L’amendement n° 85 rectifié ter est présenté par Mme N. Delattre, MM. Fialaire, Artano, Bilhac, Cabanel, Gold et Guérini, Mme Guillotin et M. Requier.
Ces deux amendements sont ainsi libellés :
Après l’article 2
Insérer un article additionnel ainsi rédigé :
Le code de la propriété intellectuelle est ainsi modifié :
1° Après le 3° de l’article L. 214-1, il est inséré un alinéa ainsi rédigé :
« 4° Pour l’application du 1° du présent article, est également concernée la communication directe dans un lieu public, sans paiement d’un droit d’entrée, des programmes des entreprises de communication audiovisuelle mentionnés à l’article L. 216-1 du présent code. Pour ce type d’exploitation de leurs programmes, les entreprises de communication audiovisuelle bénéficient, à parts égales avec les producteurs et les artistes-interprètes, de la rémunération mentionnée au présent article, et dans les conditions fixées aux articles L. 214-2 à L. 214-5. » ;
2° L’article L. 214-2 est complété par les mots : « et, lorsqu’il y a lieu, les entreprises de communication audiovisuelle » ;
3° L’article L. 214-3 est ainsi modifié :
a) Au premier alinéa, après les mots : « des producteurs de phonogrammes », sont insérés les mots : « et des entreprises de communication audiovisuelle » et après les mots : « et les personnes utilisant les phonogrammes », sont insérés les mots : « ou les programmes » ;
b) Au deuxième alinéa, après les mots : « les personnes utilisant les phonogrammes », sont insérés les mots : « ou les programmes » ;
4° Au premier alinéa de l’article L. 214-4, après le mot : « phonogrammes » sont insérés les mots : « ou les programmes » et les mots : « et 3° » sont remplacés par les mots : « 3° et 4° ».
La parole est à M. Jean-Pierre Decool, pour présenter l’amendement n° 6 rectifié ter.
M. Jean-Pierre Decool. Le présent amendement vise à inclure dans le champ de la licence légale, qui couvre d’ores et déjà la diffusion des phonogrammes dans les lieux publics et qui profite aux artistes interprètes et aux producteurs de phonogrammes, la diffusion dans les mêmes lieux des programmes des entreprises de communication audiovisuelle.
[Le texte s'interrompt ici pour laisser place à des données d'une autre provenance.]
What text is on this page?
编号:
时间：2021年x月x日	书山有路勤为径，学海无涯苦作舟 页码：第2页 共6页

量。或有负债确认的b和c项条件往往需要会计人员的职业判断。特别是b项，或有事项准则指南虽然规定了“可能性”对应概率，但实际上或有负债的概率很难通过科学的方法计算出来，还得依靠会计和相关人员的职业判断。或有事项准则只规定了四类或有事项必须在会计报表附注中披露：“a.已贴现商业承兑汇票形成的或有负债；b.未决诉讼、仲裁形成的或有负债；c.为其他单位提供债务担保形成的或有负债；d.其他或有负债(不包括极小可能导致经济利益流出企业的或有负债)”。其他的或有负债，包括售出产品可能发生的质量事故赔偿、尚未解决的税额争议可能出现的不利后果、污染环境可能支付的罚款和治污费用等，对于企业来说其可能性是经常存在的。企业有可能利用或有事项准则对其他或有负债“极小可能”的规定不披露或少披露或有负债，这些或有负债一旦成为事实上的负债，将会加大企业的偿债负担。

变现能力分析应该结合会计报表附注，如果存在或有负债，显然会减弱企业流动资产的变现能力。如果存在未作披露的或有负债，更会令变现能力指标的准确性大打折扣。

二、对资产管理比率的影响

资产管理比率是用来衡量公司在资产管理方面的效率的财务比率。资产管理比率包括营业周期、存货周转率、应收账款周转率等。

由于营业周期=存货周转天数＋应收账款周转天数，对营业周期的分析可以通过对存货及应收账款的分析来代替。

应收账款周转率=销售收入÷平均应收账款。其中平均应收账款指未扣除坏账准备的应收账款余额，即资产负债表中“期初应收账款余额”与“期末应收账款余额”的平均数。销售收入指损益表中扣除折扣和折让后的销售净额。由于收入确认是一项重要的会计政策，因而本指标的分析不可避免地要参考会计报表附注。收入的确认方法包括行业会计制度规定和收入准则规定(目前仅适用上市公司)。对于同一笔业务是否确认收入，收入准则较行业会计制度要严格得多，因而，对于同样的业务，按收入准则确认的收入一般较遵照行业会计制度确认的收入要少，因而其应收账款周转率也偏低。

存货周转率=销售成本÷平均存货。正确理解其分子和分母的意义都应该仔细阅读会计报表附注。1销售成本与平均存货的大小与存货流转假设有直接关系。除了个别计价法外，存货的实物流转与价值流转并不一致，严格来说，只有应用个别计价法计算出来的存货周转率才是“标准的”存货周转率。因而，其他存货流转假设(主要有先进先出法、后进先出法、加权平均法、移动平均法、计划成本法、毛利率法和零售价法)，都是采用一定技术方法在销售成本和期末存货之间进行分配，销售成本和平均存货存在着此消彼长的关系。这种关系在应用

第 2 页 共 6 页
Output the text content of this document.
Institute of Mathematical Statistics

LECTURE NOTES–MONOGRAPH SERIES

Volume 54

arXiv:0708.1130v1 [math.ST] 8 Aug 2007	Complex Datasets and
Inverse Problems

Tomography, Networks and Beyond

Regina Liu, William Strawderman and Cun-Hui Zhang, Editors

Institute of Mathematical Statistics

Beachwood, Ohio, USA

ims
Le dispositif serait néanmoins limité aux lieux publics qui sont accessibles sans paiement d’un droit d’entrée, car la diffusion des programmes dans les lieux accessibles au public dont l’accès est conditionné au paiement d’un droit d’entrée relève du droit exclusif des entreprises de communication audiovisuelle selon la directive 2006/115/CE du 12 décembre 2006.
Ce mécanisme de licence légale appliqué aux programmes des entreprises de communication audiovisuelle garantira une rémunération effective des radios et des télévisions en cas de diffusion de leurs contenus dans les lieux publics accessibles sans paiement d’un droit d’entrée. Aujourd’hui, ces éditeurs en sont privés, contrairement aux artistes interprètes et aux producteurs de phonogrammes.
M. le président. La parole est à Mme Véronique Guillotin, pour présenter l’amendement n° 85 rectifié ter.
Mme Véronique Guillotin. Il est défendu.
M. le président. Quel est l’avis de la commission ?
M. Jean-Raymond Hugonet, rapporteur. Je vous ferai grâce de nouvelles explications, mes chers collègues : avis défavorable.
M. le président. Quel est l’avis du Gouvernement ?
M. le président. Je mets aux voix les amendements identiques nos 6 rectifié ter et 85 rectifié ter.
(Les amendements ne sont pas adoptés.)
M. le président. Je suis saisi de deux amendements identiques.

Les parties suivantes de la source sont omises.